Der Engel umfasste blitzschnell mein Gesicht und als ich meine Augen wieder öffnete, starrten seine mir entgegen.

"Freya, weist du warum der Tod dir gegenüber steht?", ächzte Asriel mit rauer Stimme. Schimmernde Tränen entflohen ihm immernoch.

Keuchend schüttelte ich meinen Kopf.

Sein Daumen fuhr zährtlich über meine Lippen, als er flüsterte: "Ein Tumor."

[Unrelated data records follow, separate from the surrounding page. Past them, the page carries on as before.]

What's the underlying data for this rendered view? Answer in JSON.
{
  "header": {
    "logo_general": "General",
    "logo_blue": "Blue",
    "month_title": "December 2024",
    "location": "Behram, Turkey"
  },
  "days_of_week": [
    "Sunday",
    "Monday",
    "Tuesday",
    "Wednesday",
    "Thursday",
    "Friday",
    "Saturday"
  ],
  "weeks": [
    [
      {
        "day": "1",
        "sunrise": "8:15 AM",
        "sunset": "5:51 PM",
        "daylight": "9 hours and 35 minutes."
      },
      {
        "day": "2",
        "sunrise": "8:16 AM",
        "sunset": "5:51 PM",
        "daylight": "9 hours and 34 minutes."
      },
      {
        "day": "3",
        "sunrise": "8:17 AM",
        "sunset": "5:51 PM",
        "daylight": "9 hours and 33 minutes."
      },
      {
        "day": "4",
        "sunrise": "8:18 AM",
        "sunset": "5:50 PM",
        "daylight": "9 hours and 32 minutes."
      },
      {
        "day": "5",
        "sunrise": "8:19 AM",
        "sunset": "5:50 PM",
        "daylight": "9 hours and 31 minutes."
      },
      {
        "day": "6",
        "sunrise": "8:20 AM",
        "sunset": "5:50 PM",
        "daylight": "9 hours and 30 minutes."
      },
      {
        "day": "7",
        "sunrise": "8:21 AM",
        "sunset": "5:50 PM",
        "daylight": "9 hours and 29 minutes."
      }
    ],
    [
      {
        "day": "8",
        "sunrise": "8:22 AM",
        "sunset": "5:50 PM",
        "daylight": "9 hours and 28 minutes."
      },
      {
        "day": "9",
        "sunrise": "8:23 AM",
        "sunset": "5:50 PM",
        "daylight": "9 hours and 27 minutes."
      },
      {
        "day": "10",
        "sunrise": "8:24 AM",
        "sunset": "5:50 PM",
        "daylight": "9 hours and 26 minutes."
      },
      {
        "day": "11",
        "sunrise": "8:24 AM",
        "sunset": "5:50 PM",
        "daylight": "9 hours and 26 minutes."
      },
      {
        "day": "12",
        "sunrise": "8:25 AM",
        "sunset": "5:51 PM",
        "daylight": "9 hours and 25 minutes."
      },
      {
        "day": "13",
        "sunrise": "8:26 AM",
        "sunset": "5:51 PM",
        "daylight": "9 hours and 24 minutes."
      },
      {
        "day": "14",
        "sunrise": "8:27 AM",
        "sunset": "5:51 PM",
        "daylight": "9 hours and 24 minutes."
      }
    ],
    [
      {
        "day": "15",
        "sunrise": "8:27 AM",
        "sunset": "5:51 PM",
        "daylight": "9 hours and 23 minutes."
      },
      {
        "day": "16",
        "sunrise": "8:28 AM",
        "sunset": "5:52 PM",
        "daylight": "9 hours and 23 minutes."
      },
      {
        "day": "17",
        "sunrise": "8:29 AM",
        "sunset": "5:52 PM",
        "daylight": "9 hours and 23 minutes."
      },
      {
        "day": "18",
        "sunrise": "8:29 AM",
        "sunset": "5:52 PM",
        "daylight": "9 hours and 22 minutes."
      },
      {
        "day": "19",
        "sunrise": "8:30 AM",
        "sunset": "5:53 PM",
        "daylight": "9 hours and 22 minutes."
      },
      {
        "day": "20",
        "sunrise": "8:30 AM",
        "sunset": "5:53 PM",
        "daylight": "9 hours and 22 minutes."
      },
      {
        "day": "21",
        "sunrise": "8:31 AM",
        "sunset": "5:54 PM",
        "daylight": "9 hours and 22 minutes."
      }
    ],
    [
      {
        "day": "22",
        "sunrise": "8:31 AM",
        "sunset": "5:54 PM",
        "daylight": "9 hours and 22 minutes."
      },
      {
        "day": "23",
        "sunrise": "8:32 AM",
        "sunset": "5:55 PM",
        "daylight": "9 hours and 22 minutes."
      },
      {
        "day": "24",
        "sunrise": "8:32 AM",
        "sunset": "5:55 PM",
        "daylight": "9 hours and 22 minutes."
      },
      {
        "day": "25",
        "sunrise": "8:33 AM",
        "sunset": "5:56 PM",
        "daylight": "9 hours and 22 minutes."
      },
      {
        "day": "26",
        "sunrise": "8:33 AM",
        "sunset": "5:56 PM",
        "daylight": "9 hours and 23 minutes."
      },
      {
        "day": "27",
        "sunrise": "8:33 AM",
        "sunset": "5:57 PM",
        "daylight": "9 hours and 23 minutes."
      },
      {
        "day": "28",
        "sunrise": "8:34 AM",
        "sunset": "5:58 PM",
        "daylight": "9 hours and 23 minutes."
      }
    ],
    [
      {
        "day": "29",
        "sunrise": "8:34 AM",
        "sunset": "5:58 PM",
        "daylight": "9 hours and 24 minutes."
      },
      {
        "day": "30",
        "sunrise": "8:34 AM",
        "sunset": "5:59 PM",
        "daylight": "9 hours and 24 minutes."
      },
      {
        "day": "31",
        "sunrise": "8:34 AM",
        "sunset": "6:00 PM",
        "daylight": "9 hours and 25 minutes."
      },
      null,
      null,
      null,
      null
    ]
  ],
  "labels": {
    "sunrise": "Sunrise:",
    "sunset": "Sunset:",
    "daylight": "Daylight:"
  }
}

Ich hielt unbewusst den Atem an. Mama musste so viele höllische Schmerzen ertragen.
Drohte mir das gleiche Schicksal?

Der Todesengel entfernte sich von mir, wischte sich die Tränen weg und griff dann nach meinen Oberarm, welcher wegen meinen Nägeln blutete.
Fürsorglich strich er seine durchnässten Finger über die Wunden. Die seltsame Flüssigkeit führte dazu, dass das Blut sich auflöste und die Wunden in Sekunden verheilten.

Daraufhin war es für einen Moment Still, bis ich aufsprach: "Wann?"

Sofort wusste Asriel was gemeint war.

"Mein Flügel ist wieder in Takt, als Decke hat er dir ja schon gedient.", schmunzelte er, doch weitere Tränen schwellten in seinen Augen an, "Aber ich will es nicht tun."

Ich streichelte meinen verheilten Oberarm und murmelte: "Was ist uns denn geblieben?"

Mit vielem hatte ich als Antwort gerechnet, aber ganz sicher nicht mit einem Kuss.